I hated being asked again and again about what happened. I often locked myself up in my room, refusing to talk most of the time. And I hated myself for putting the entire burden on my mother. She’d recall and retell the events to concerned friends and relatives without breaking a sweat but breaking to tears every damn time.
I used the encouragement as an iron plaster all over my heart to prevent it from any external forces and to put the self-blame in deep slumber. A self-defense mechanism primarily against myself—so I could still exist pretending I’ve forgotten my self-hatred—and from others so they can’t pry too deep into my matters. My friends, siblings, and relatives could use their time for things better than my inner troubles.
Even so, many people reached out to me. I chose who to talk and open up to, and I still do. But I appreciated every hand that tried to pull me out of that darkness. Without everyone, I’d probably seen worse. I could’ve taken my own life.

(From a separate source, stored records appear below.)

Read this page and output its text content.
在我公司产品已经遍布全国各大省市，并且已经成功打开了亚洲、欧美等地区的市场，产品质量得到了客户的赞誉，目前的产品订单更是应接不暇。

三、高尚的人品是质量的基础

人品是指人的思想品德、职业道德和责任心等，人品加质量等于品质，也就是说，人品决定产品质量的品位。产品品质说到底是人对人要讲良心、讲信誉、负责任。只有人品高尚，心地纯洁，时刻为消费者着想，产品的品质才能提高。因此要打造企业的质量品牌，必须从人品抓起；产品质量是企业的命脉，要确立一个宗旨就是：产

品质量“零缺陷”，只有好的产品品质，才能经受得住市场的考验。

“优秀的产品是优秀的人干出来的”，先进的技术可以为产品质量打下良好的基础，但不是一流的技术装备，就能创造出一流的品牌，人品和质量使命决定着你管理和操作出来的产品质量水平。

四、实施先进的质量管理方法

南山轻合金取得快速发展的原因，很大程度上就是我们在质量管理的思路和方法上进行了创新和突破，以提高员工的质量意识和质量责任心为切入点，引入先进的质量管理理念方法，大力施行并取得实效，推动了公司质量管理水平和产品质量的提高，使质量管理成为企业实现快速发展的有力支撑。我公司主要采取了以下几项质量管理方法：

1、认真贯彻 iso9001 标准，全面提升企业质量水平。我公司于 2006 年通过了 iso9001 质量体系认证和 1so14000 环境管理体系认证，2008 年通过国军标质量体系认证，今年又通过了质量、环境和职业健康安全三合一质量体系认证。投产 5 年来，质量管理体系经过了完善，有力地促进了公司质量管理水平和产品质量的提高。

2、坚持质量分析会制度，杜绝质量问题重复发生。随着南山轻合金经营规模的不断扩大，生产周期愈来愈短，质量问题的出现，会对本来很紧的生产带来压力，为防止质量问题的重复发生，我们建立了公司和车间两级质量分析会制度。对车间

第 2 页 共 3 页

A day before my birthday, the 4th, will still probably remind me of that eventful day and the days that followed. Moreover, the battle is not yet over. I still haven’t fully forgiven myself, but I’m getting there. My mother is still sad over my dad’s departure but she doesn’t cry that much anymore. We’re moving on.
And I’m sure that the mask on my heart has softened a bit. The tears I couldn’t shed floods well in my chest, weakening the plaster.